Scott Diamond delivers a first-inning pitch Thursday afternoon against Oakland. |
He was 4-0, 2.41 in August/September for Rochester and won his one playoff start as well for the Red Wings, so there was some optimism that he had rediscovered his magic.
And then Thursday against the A's: 4.2 innings, six hits, five runs, four earned, two walks and one strikeout.
The ERA went up some more, the strikeout rate went down some more.
Oh, one can argue that the Twins defense could have been better. Trevor Plouffe had a throwing error that led to the unearned run, and center fielder Alex Presley got turned the wrong way on a hard-hit ball that resulted in a two-run triple. Maybe Presley should have caught that ball.

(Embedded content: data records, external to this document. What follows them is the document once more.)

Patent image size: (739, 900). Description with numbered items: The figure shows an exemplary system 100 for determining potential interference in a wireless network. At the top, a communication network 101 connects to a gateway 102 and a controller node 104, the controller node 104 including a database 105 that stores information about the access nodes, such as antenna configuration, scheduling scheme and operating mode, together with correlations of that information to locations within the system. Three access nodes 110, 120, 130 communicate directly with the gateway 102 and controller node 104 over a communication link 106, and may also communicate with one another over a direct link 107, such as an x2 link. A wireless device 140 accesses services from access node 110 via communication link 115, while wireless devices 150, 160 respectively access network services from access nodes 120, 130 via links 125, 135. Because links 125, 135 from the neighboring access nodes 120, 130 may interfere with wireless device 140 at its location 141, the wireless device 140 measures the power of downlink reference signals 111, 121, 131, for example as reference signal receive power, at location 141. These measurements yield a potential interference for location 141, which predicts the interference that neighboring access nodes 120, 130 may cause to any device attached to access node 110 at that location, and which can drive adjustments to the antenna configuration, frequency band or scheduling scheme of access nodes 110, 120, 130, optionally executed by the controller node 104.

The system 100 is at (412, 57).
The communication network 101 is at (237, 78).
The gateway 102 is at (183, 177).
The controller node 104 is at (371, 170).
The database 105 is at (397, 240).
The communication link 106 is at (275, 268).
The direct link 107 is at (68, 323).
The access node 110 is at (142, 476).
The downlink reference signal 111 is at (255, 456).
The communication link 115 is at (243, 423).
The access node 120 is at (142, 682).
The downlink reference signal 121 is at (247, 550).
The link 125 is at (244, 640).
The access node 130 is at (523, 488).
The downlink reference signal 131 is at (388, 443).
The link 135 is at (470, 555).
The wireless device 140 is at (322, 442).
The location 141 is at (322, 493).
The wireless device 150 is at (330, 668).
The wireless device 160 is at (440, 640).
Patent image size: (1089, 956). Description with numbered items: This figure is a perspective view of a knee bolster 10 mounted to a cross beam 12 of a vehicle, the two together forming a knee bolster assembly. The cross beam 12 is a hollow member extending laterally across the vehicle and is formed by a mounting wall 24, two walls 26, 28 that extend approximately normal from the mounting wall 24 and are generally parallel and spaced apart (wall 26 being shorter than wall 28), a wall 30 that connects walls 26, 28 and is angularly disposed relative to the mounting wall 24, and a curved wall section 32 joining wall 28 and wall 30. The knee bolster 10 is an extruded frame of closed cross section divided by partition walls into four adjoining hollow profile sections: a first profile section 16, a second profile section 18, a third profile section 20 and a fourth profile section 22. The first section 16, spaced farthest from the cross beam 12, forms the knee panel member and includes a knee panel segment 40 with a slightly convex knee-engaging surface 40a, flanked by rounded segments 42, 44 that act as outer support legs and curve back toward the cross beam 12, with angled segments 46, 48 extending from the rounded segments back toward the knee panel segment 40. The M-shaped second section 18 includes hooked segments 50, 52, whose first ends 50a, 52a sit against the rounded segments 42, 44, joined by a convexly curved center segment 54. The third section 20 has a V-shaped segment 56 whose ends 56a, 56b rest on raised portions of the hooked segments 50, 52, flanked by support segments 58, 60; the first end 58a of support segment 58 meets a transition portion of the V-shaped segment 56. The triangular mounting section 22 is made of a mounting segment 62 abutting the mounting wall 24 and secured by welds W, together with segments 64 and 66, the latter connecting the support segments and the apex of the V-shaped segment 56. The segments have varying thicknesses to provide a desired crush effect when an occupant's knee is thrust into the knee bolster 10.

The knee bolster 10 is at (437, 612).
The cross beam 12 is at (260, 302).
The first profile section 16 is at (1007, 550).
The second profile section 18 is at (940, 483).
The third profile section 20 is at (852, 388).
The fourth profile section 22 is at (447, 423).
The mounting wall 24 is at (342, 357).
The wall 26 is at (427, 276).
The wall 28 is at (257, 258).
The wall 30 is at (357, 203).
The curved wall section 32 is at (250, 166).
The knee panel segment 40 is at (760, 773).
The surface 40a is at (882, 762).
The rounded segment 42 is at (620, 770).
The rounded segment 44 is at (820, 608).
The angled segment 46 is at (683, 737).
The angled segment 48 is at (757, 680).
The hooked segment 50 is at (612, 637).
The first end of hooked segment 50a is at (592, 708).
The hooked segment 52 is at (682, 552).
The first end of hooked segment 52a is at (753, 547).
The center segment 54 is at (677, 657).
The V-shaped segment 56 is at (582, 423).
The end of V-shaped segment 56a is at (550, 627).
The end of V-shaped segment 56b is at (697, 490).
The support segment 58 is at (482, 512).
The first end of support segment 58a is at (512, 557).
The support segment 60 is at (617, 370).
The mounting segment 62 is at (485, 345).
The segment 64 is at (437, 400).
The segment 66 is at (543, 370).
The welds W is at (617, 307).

I still come back to this: Diamond not only didn't make it out of the fifth inning, but he struck out just one of his 22 batters.
Diamond, as quoted in the Pioneer Press gamer, put it this way: "I just wasn't able to put anybody away."
Mike Bernadino, the writer whose story is linked to above, concludes the piece by noting that Diamond may have just two starts left "to prove he is still staff-fronting material."
I like Diamond — as I wrote earlier this year, he's MFT, My Favorite Twin — but this is the hard reality: Until he finds a way to boost his strikeout rate, he's not only not "staff-fronting material," he's not mid-rotation material.